Treet Platinum Super Stainless blades – A treat for your mug
This morning I tried a new brand of double edge (DE) blades in my Merkur 180 safety razor: Treet Super platinum. I came across this brand of DE blades on amazon a few times and read a number of positive reviews. The word on the street is that these babies are a notch above my current Derby Extra. So I shopped a tad and opted for a package of 50 for $13. Upfront that is the same price I paid for a set of 100 Derby blades. So a jump from $0.13 a blade to $0.26. Yes, that is still extremely affordable, but it is nevertheless double the price. I am therefore also expecting a better experience.
This mornings shave was test time. Here is the test stage.
- State: Out of the shower
- Razor: Merkur 180
- Blade: Treet Platinum Super Stainless
- Pre-Shave: None
- Shaving Cream: Lucky Tiger Mollé Shaving Cream
- After-Shave: Lucky tiger Vanishing After shave
The rational for the product selection for this test is to be using products that have consistently rendered positive results in order to isolate the new item under test.
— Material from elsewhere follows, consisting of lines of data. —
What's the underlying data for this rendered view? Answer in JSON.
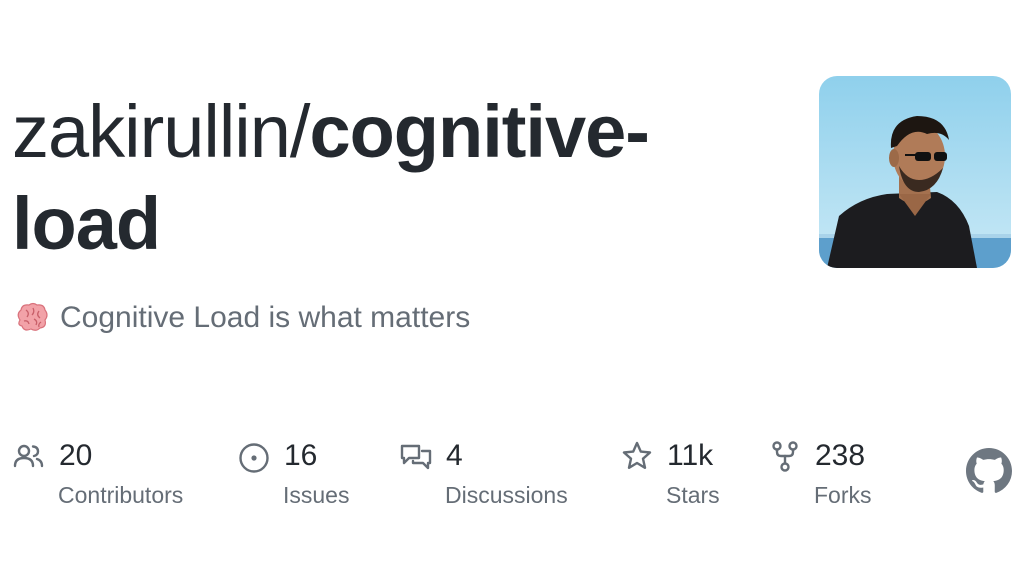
{
  "repo": {
    "owner": "zakirullin",
    "separator": "/",
    "name_part1": "cognitive-",
    "name_part2": "load",
    "description": "Cognitive Load is what matters",
    "description_emoji": "brain-icon"
  },
  "stats": [
    {
      "value": "20",
      "label": "Contributors",
      "icon": "people-icon"
    },
    {
      "value": "16",
      "label": "Issues",
      "icon": "issue-opened-icon"
    },
    {
      "value": "4",
      "label": "Discussions",
      "icon": "comment-discussion-icon"
    },
    {
      "value": "11k",
      "label": "Stars",
      "icon": "star-icon"
    },
    {
      "value": "238",
      "label": "Forks",
      "icon": "repo-forked-icon"
    }
  ],
  "colors": {
    "text_primary": "#24292f",
    "text_secondary": "#656d76",
    "brain": "#f0a4a8"
  },
  "logo": "github-mark-icon"
}
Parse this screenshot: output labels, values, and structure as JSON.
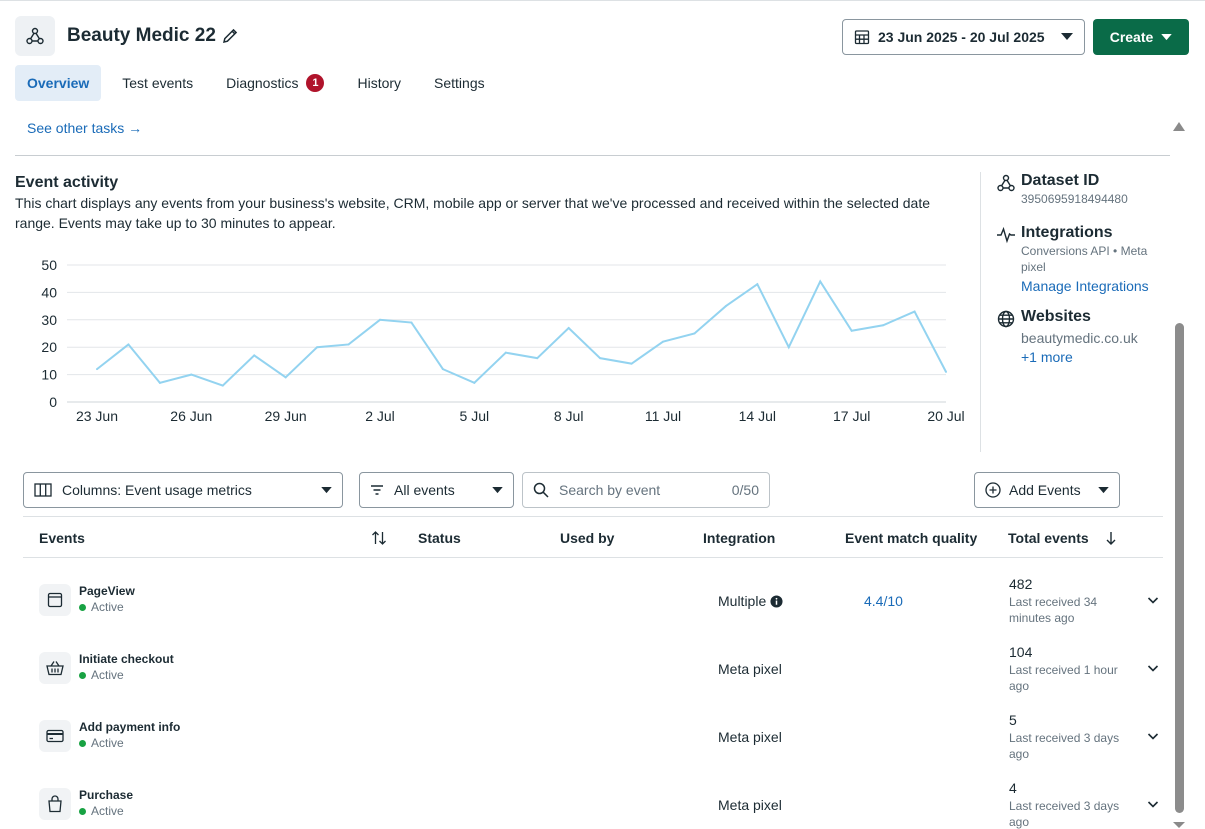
{
  "header": {
    "title": "Beauty Medic 22",
    "date_range": "23 Jun 2025 - 20 Jul 2025",
    "create_label": "Create"
  },
  "tabs": [
    {
      "label": "Overview",
      "active": true
    },
    {
      "label": "Test events"
    },
    {
      "label": "Diagnostics",
      "badge": "1"
    },
    {
      "label": "History"
    },
    {
      "label": "Settings"
    }
  ],
  "see_other_tasks": "See other tasks →",
  "event_activity": {
    "title": "Event activity",
    "description": "This chart displays any events from your business's website, CRM, mobile app or server that we've processed and received within the selected date range. Events may take up to 30 minutes to appear."
  },
  "chart_data": {
    "type": "line",
    "x_tick_labels": [
      "23 Jun",
      "26 Jun",
      "29 Jun",
      "2 Jul",
      "5 Jul",
      "8 Jul",
      "11 Jul",
      "14 Jul",
      "17 Jul",
      "20 Jul"
    ],
    "y_ticks": [
      0,
      10,
      20,
      30,
      40,
      50
    ],
    "ylim": [
      0,
      50
    ],
    "x": [
      "23 Jun",
      "24 Jun",
      "25 Jun",
      "26 Jun",
      "27 Jun",
      "28 Jun",
      "29 Jun",
      "30 Jun",
      "1 Jul",
      "2 Jul",
      "3 Jul",
      "4 Jul",
      "5 Jul",
      "6 Jul",
      "7 Jul",
      "8 Jul",
      "9 Jul",
      "10 Jul",
      "11 Jul",
      "12 Jul",
      "13 Jul",
      "14 Jul",
      "15 Jul",
      "16 Jul",
      "17 Jul",
      "18 Jul",
      "19 Jul",
      "20 Jul"
    ],
    "values": [
      12,
      21,
      7,
      10,
      6,
      17,
      9,
      20,
      21,
      30,
      29,
      12,
      7,
      18,
      16,
      27,
      16,
      14,
      22,
      25,
      35,
      43,
      20,
      44,
      26,
      28,
      33,
      11
    ],
    "color": "#93d3f0",
    "grid": true
  },
  "sidebar": {
    "dataset_title": "Dataset ID",
    "dataset_id": "3950695918494480",
    "integrations_title": "Integrations",
    "integrations_sub": "Conversions API • Meta pixel",
    "manage_link": "Manage Integrations",
    "websites_title": "Websites",
    "website": "beautymedic.co.uk",
    "more_link": "+1 more"
  },
  "filters": {
    "columns_label": "Columns: Event usage metrics",
    "events_filter_label": "All events",
    "search_placeholder": "Search by event",
    "search_count": "0/50",
    "add_events_label": "Add Events"
  },
  "table": {
    "headers": {
      "events": "Events",
      "status": "Status",
      "used_by": "Used by",
      "integration": "Integration",
      "emq": "Event match quality",
      "total": "Total events"
    },
    "rows": [
      {
        "name": "PageView",
        "status": "Active",
        "integration": "Multiple",
        "emq": "4.4/10",
        "total": "482",
        "last": "Last received 34 minutes ago",
        "icon": "browser-window-icon"
      },
      {
        "name": "Initiate checkout",
        "status": "Active",
        "integration": "Meta pixel",
        "emq": "",
        "total": "104",
        "last": "Last received 1 hour ago",
        "icon": "basket-icon"
      },
      {
        "name": "Add payment info",
        "status": "Active",
        "integration": "Meta pixel",
        "emq": "",
        "total": "5",
        "last": "Last received 3 days ago",
        "icon": "credit-card-icon"
      },
      {
        "name": "Purchase",
        "status": "Active",
        "integration": "Meta pixel",
        "emq": "",
        "total": "4",
        "last": "Last received 3 days ago",
        "icon": "shopping-bag-icon"
      }
    ]
  },
  "colors": {
    "accent": "#1a6bb8",
    "create_bg": "#0a6b48",
    "active_dot": "#18a243",
    "badge": "#b0132b"
  }
}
Lucky Tiger are such products that have consistently given great results. Therefore any improvement or deterioration can be directly linked back to the new item in the mix, in this case the blade.
This morning’s tasks was to shave off two days worth of beard growth. As soon as I applied the blade to my face I realized that it was sharper than the Derby blades, but not necessarily more aggressive. In that sense it is very comfortable blade. Shaving was a breeze. I was actually done faster than normal. The blade being sharper a single pass did the job in most cases. I was surprised with the very good results.
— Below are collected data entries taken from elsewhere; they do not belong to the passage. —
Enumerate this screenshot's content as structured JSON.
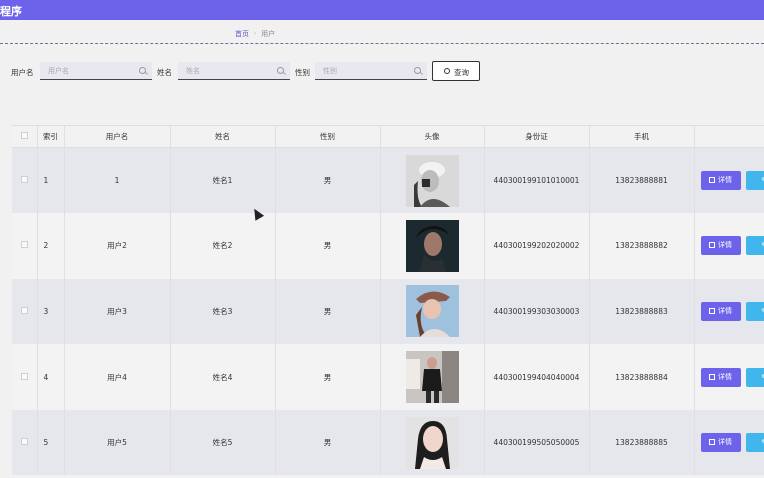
{
  "header": {
    "title": "程序"
  },
  "breadcrumb": {
    "home": "首页",
    "current": "用户"
  },
  "filters": [
    {
      "label": "用户名",
      "placeholder": "用户名"
    },
    {
      "label": "姓名",
      "placeholder": "姓名"
    },
    {
      "label": "性别",
      "placeholder": "性别"
    }
  ],
  "query_button": "查询",
  "table": {
    "columns": [
      "",
      "索引",
      "用户名",
      "姓名",
      "性别",
      "头像",
      "身份证",
      "手机",
      ""
    ],
    "rows": [
      {
        "index": "1",
        "username": "1",
        "name": "姓名1",
        "gender": "男",
        "id_card": "440300199101010001",
        "phone": "13823888881"
      },
      {
        "index": "2",
        "username": "用户2",
        "name": "姓名2",
        "gender": "男",
        "id_card": "440300199202020002",
        "phone": "13823888882"
      },
      {
        "index": "3",
        "username": "用户3",
        "name": "姓名3",
        "gender": "男",
        "id_card": "440300199303030003",
        "phone": "13823888883"
      },
      {
        "index": "4",
        "username": "用户4",
        "name": "姓名4",
        "gender": "男",
        "id_card": "440300199404040004",
        "phone": "13823888884"
      },
      {
        "index": "5",
        "username": "用户5",
        "name": "姓名5",
        "gender": "男",
        "id_card": "440300199505050005",
        "phone": "13823888885"
      }
    ],
    "detail_label": "详情"
  },
  "colors": {
    "primary": "#6c63ea",
    "edit": "#40b6ec"
  }
}
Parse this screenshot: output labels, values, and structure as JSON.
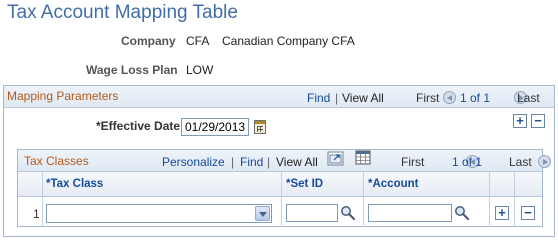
{
  "page": {
    "title": "Tax Account Mapping Table"
  },
  "header_fields": {
    "company_label": "Company",
    "company_code": "CFA",
    "company_name": "Canadian Company CFA",
    "wage_loss_plan_label": "Wage Loss Plan",
    "wage_loss_plan_value": "LOW"
  },
  "mapping_parameters": {
    "title": "Mapping Parameters",
    "find_link": "Find",
    "separator": "|",
    "view_all_link": "View All",
    "first_label": "First",
    "range_text": "1 of 1",
    "last_label": "Last",
    "effective_date_label": "*Effective Date",
    "effective_date_value": "01/29/2013",
    "add_row": "+",
    "delete_row": "−"
  },
  "tax_classes": {
    "title": "Tax Classes",
    "personalize_link": "Personalize",
    "find_link": "Find",
    "separator": "|",
    "view_all_link": "View All",
    "first_label": "First",
    "range_text": "1 of 1",
    "last_label": "Last",
    "columns": [
      "*Tax Class",
      "*Set ID",
      "*Account"
    ],
    "rows": [
      {
        "row_number": "1",
        "tax_class": "",
        "set_id": "",
        "account": "",
        "add_row": "+",
        "delete_row": "−"
      }
    ]
  },
  "colors": {
    "title_blue": "#416ea6",
    "link_blue": "#164b9c",
    "section_orange": "#b55a1a",
    "border": "#a4b7cd"
  },
  "icons": [
    "calendar-icon",
    "prev-arrow-icon",
    "next-arrow-icon",
    "zoom-icon",
    "grid-download-icon",
    "lookup-icon"
  ]
}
On the topic of rinsing the blade in between passes I always think of this in terms of the shaving cream. In other words, when review a shaving cream, how well does it rinse out and off of the blade. But I am realizing that some consideration actually has to go the blade itself. As part of the manufacturing process, blades go through a number of steps and coating processes. Part of the coating process is to protect the blade by reducing adhesion of elements (shaving cream) to it. Compared to other blades the shaving cream stuck somewhat less to it. Granted, the Lucky Tiger cream is thick and quite sticky so by the end of the shave the blade does have a good accumulation.
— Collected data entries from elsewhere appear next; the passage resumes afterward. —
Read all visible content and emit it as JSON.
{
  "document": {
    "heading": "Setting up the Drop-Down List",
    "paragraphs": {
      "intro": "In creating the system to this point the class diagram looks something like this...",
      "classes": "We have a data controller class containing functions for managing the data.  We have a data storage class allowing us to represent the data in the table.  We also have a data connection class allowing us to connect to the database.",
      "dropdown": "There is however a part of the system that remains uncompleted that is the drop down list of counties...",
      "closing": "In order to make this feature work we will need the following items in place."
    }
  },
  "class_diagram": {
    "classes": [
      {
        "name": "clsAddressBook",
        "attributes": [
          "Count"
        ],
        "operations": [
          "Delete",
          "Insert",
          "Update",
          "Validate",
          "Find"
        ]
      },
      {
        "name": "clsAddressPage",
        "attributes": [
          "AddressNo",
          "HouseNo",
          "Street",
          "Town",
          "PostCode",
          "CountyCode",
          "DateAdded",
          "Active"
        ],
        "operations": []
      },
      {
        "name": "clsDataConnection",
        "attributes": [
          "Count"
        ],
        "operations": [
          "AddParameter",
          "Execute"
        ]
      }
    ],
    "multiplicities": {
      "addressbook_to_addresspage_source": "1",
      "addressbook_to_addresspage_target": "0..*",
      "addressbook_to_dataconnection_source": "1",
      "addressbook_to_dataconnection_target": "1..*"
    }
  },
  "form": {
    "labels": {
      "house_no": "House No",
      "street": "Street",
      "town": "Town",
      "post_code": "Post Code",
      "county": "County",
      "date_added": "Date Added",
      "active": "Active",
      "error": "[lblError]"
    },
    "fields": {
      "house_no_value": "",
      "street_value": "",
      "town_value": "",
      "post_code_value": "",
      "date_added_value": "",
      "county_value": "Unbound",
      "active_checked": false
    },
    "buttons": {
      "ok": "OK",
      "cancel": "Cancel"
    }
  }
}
A small note on how the blades are packaged. As you can see above, the blades come in a small box of 10 blades. What I have seen to date where packages of 5. More is better. Each blade is individually wrapped in wax paper. What I have witnessed to date is a single sheet of wax paper being used to wrap blades. Treet does a double wrapping.
Just like Derby, Shark, Lord, and Big Ben, the Treet blades are manufactured in the middle-east. In this case specifically in Pakistan. If you are looking up the Treet web page you will see that they also manufacture a number of other blades under different brand names.
In short the Treet DE blade was well worth it and are still within a very reasonable price range even being double the cost of the Derby blades. At the moment they have taken the favorite blade spot.